In Niedersachsen Unizugang auch nicht fachbezogen

In anderen Bundesländern, wie beispielsweise Niedersachsen, ist der uneingeschränkte Hochschulzugang für Handwerksmeister sogar in nichtfachbezogenen Studiengängen längst Teil des Hochschulrechts. Bereits seit dem Wintersemester 2002/2003 gilt an allen Hochschulen des Landes die uneingeschränkte Studienzulassung für Meister. „Niedersachsen hat als erstes Land seine Hochschulen umfassend geöffnet für Meister und Techniker und entsprechend Qualifizierte aus der beruflichen Weiterbildung – übrigens ohne dass die Hochschulen seither Schaden genommen hätten“, bemerkt der niedersächsische Minister für Wissenschaft und Kultur, Lutz Stratmann anlässlich einer Veranstaltung, bei der besonders erfolgreiche Meister-Studenten geehrt wurden. Professoren der niedersächsischen Hochschulen stellen außerdem fest, dass Studierende aus dem Handwerk ihre Ausbildung an den Hochschulen – auch aufgrund ihrer fachlichen Vorbildung – überdurchschnittlich schnell und erfolgreich abschließen. Der Grund liegt auf der Hand: Wer eine Berufsausbildung absolviert hat und mitten im Erwerbsleben steht, weiß genau, was in der Praxis wirklich zählt. „Gerade vor dem Hintergrund der Erfahrungen in der Meisterschule, scheinen die Studenten aus dem Handwerk zielstrebiger, eigenständiger und engagierter zu sein als der durchschnittliche Student“, weiß Brigitte John-Psaroudakis von der Vereinigung der Handwerkskammern Niedersachsen.
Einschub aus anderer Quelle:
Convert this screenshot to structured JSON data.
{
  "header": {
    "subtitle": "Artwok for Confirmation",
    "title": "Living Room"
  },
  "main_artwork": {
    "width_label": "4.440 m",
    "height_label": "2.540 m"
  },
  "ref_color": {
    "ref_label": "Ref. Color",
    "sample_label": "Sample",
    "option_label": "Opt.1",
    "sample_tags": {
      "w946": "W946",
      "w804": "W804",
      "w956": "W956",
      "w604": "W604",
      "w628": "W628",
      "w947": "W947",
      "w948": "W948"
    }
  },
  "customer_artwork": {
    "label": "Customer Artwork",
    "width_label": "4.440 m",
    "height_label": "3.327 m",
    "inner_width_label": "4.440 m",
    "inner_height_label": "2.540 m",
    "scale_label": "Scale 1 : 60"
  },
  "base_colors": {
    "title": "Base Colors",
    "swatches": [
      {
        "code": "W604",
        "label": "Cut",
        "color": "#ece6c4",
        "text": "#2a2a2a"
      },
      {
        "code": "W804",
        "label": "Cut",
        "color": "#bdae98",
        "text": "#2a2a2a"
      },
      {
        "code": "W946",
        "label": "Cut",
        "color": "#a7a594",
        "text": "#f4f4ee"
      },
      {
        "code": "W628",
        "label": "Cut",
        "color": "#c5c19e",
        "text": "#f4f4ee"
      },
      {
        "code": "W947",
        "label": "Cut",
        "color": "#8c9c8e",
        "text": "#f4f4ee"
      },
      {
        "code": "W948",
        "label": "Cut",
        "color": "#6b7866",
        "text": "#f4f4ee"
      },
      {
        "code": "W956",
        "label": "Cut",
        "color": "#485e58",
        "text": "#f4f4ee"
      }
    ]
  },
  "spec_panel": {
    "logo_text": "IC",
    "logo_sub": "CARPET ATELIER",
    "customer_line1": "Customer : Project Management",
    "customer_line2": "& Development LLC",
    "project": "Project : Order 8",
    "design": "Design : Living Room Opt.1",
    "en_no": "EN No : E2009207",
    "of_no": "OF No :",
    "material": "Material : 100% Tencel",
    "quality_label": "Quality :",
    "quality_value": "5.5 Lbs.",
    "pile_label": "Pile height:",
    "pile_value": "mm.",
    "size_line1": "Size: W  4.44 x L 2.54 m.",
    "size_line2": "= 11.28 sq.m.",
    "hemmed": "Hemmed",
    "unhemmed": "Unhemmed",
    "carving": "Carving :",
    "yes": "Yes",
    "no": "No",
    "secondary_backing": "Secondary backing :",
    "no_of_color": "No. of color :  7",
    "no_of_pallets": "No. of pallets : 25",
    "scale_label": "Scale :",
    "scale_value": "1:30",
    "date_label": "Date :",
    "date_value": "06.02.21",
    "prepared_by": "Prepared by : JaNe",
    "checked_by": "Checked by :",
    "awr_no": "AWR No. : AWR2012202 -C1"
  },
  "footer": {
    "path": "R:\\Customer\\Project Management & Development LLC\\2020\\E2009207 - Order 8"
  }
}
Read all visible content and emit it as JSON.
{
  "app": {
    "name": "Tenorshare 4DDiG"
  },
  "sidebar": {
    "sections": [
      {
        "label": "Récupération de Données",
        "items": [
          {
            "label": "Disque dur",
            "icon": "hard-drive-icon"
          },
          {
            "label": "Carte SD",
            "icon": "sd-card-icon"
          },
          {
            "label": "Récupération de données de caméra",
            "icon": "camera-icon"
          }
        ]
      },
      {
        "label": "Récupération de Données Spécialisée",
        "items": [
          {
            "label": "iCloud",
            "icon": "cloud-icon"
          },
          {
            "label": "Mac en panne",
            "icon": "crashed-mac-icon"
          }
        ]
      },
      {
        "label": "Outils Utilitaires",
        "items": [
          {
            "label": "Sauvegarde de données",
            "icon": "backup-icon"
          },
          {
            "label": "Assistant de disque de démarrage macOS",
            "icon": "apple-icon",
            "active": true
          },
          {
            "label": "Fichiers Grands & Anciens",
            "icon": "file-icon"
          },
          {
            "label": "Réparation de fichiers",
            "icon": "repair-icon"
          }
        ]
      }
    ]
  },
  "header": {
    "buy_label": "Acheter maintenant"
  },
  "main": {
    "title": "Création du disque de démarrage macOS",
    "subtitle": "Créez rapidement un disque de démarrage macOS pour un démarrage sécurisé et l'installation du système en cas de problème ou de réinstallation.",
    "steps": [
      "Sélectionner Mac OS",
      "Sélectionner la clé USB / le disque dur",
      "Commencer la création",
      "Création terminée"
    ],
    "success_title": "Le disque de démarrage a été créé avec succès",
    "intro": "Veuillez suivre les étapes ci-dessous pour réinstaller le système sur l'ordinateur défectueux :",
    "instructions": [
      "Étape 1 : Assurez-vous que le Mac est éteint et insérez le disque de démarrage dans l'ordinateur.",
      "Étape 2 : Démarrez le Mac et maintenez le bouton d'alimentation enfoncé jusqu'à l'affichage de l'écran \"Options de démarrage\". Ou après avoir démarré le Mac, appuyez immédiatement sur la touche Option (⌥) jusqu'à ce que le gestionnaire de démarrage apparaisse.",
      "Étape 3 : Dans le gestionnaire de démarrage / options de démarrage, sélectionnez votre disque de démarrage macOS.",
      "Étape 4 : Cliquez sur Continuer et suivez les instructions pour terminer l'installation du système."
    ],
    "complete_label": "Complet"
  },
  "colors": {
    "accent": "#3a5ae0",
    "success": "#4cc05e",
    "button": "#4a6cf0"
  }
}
Ein gutes Beispiel für eine interessante und vor allem erfolgreiche Bildungs- und Berufsbiografie ist Leif Obornik. Nach der Ausbildung zum Schilder- und Lichtreklamehersteller erwarb er 1997 seinen Meisterbrief und arbeitete danach im elterlichen Betrieb in Hildesheim. „Der Entschluss, zusätzlich zum Meisterbrief noch ein Designstudium an der Universität in Hildesheim zu beginnen, war die beste Entscheidung meines Lebens“, so Leif Obornik. Ein Austauschprogramm der Universität mit Amerika führte ihn zusätzlich für ein Jahr an das College of Visual Arts in St. Paul/Minnesota. Nach dem Abschluss seines Studiums plant Leif Obornik, sein Wissen im elterlichen Betrieb einzubringen, und hat bereits heute Einiges vor. „Ich habe schon eine ganze Reihe von Ideen, die ich in unserem Betrieb umsetzen möchte. Durch mein Studium haben wir die Möglichkeit unsere Angebotspalette zu erweitern und sind dadurch unseren Mitbewerbern ein Schritt voraus“, erläutert Leif Obornik.